Karena warna kulitku berbeda denganmu, aku tidak dapat mencintaimu....
Karena status sosialku dan hartaku tidak sebanyak dirimu, aku tidak bisa mencintaimu....

Tidak heran banyak orang akan melakukan banyak hal agar dapat diterima dalam sebuah persamaan. Agar sso bisa dicintai.

Yang paling ’murah’ dan mudah adalah dengan uang. Dengan uang seseorang bisa membeli suku. Dengan uang status sosial bisa dibeli. Dengan uang seseorang bisa membeli warna kulit yang sama. Bahkan dengan uang cinta bisa di beli. Uang bisa menyatukan perbedaan-perbedaan tsb. Sehingga kenyataannya uanglah yang dapat menyatukan perbedaan.

Bahkan bagi beberapa komunitas yang mendeklarasikan sebuah kasih dan persamaan status, mereka memiliki strata juga berdasarkan uang.

Sayangnya aku bukan orang yang memiliki uang untuk mewujudkan semua itu.

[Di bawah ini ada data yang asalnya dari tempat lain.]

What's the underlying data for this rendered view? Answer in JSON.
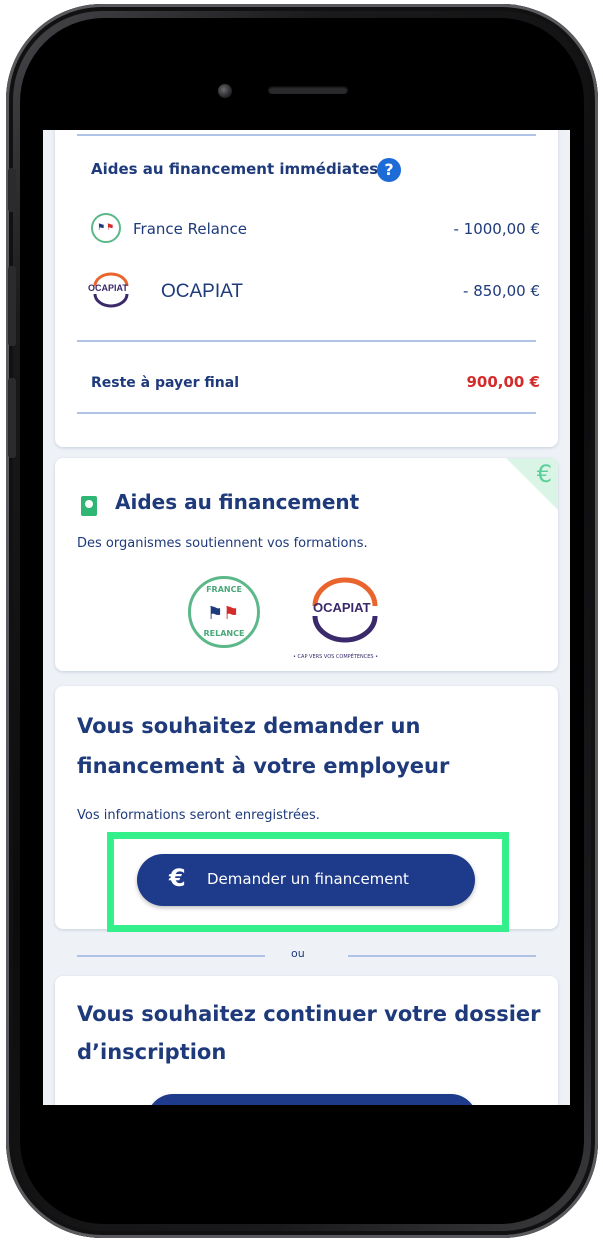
{
  "financing_summary": {
    "section_title": "Aides au financement immédiates",
    "help_glyph": "?",
    "rows": [
      {
        "name": "France Relance",
        "amount": "- 1000,00 €"
      },
      {
        "name": "OCAPIAT",
        "amount": "- 850,00 €"
      }
    ],
    "final_label": "Reste à payer final",
    "final_amount": "900,00 €"
  },
  "aid_card": {
    "title": "Aides au financement",
    "subtitle": "Des organismes soutiennent vos formations.",
    "corner_glyph": "€",
    "logos": {
      "france_relance": {
        "top_text": "FRANCE",
        "bottom_text": "RELANCE"
      },
      "ocapiat": {
        "name": "OCAPIAT",
        "tagline": "• CAP VERS VOS COMPÉTENCES •"
      }
    }
  },
  "employer_card": {
    "title_line1": "Vous souhaitez demander un",
    "title_line2": "financement à votre employeur",
    "note": "Vos informations seront enregistrées.",
    "button_label": "Demander un financement",
    "button_icon": "€"
  },
  "divider": {
    "label": "ou"
  },
  "continue_card": {
    "title_line1": "Vous souhaitez continuer votre dossier",
    "title_line2": "d’inscription"
  },
  "colors": {
    "navy": "#1e3a7b",
    "button": "#1e3a8a",
    "highlight": "#34f08a",
    "red": "#d42b2b",
    "green": "#2fb574"
  }
}
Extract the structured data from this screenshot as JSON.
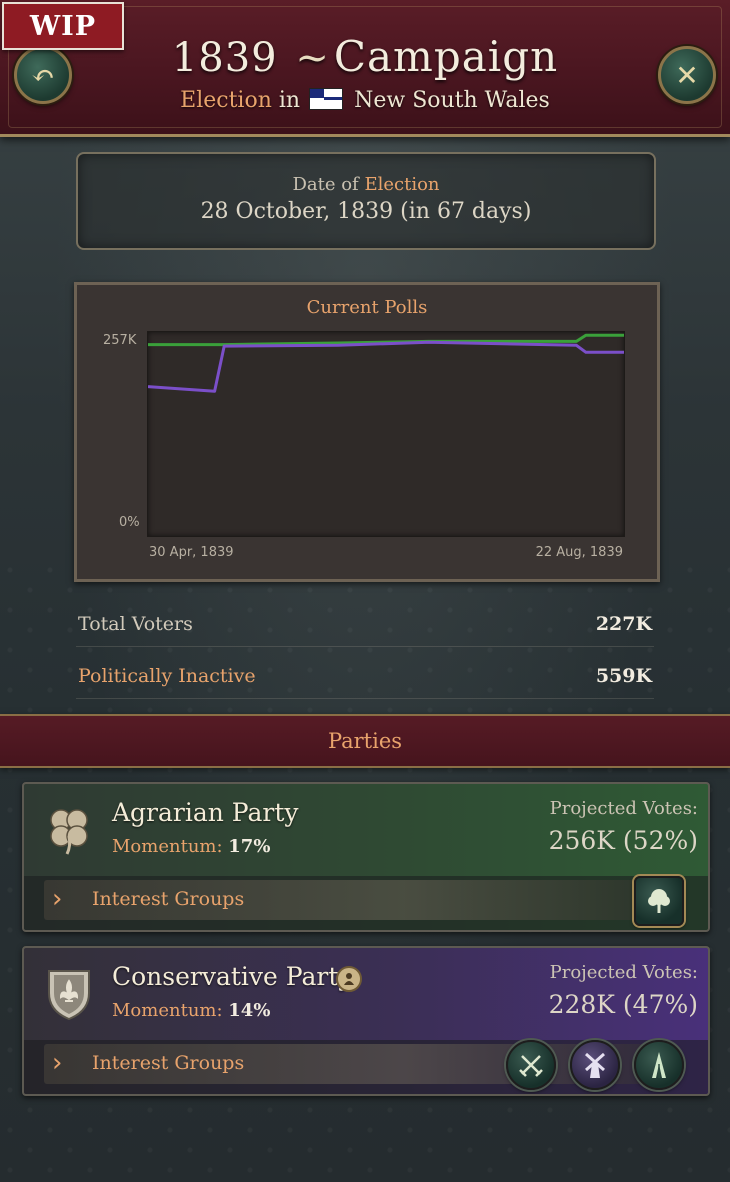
{
  "badge": "WIP",
  "header": {
    "title_year": "1839",
    "title_swash": "~",
    "title_word": "Campaign",
    "subtitle_prefix": "Election",
    "subtitle_in": "in",
    "subtitle_region": "New South Wales"
  },
  "date": {
    "label_prefix": "Date of",
    "label_accent": "Election",
    "value": "28 October, 1839 (in 67 days)"
  },
  "polls": {
    "title": "Current Polls"
  },
  "chart_data": {
    "type": "line",
    "title": "Current Polls",
    "y_tick_labels": [
      "257K",
      "0%"
    ],
    "x_tick_labels": [
      "30 Apr, 1839",
      "22 Aug, 1839"
    ],
    "ylim": [
      0,
      257
    ],
    "grid": false,
    "x": [
      0,
      14,
      16,
      40,
      59,
      90,
      92,
      100
    ],
    "series": [
      {
        "color": "#3aa03a",
        "values": [
          246,
          246,
          246,
          248,
          250,
          250,
          258,
          258
        ]
      },
      {
        "color": "#7b4fc9",
        "values": [
          192,
          186,
          244,
          245,
          249,
          245,
          236,
          236
        ]
      }
    ]
  },
  "stats": {
    "total_voters_label": "Total Voters",
    "total_voters_value": "227K",
    "inactive_label": "Politically Inactive",
    "inactive_value": "559K"
  },
  "parties_title": "Parties",
  "parties": [
    {
      "name": "Agrarian Party",
      "momentum_label": "Momentum:",
      "momentum_value": "17%",
      "projected_label": "Projected Votes:",
      "projected_value": "256K (52%)",
      "interest_groups_label": "Interest Groups",
      "emblem_icon": "clover-icon",
      "interest_group_icons": [
        "tree-icon"
      ]
    },
    {
      "name": "Conservative Party",
      "momentum_label": "Momentum:",
      "momentum_value": "14%",
      "projected_label": "Projected Votes:",
      "projected_value": "228K (47%)",
      "interest_groups_label": "Interest Groups",
      "emblem_icon": "fleur-de-lis-shield-icon",
      "interest_group_icons": [
        "crossed-swords-icon",
        "windmill-icon",
        "spire-icon"
      ]
    }
  ],
  "colors": {
    "accent_orange": "#e8a36c",
    "banner_red": "#4a1620",
    "agrarian_green": "#3aa03a",
    "conservative_purple": "#7b4fc9"
  }
}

Aku punya mimpi. Kita hidup dalam satu dunia yang penuh perbedaan sebagai warna bukan sebagai dinding. Hidup rukun dan tentram tanpa prasangka, tanpa perbedaan sebagai manusia dengan nurani yang sama. Saling tersenyum dan bergandengan tangan. Rukun dan penuh cinta. Bukankah itu cita-cita luhur dari Bhineka Tunggal Ika?

Bisakah aku menggandengmu kawanku dari Aceh tanpa uang yang aku miliki?

Bisakah aku memelukmu kawanku dari Irian tanpa prasangka?

Bisakah aku menaruh kepalaku dibahumu kawanku dari Tionghoa tanpa rasa risih?

Bisakah aku mendoakanmu kawanku dengan kepercayaan yang berbeda tanpa merasa curiga?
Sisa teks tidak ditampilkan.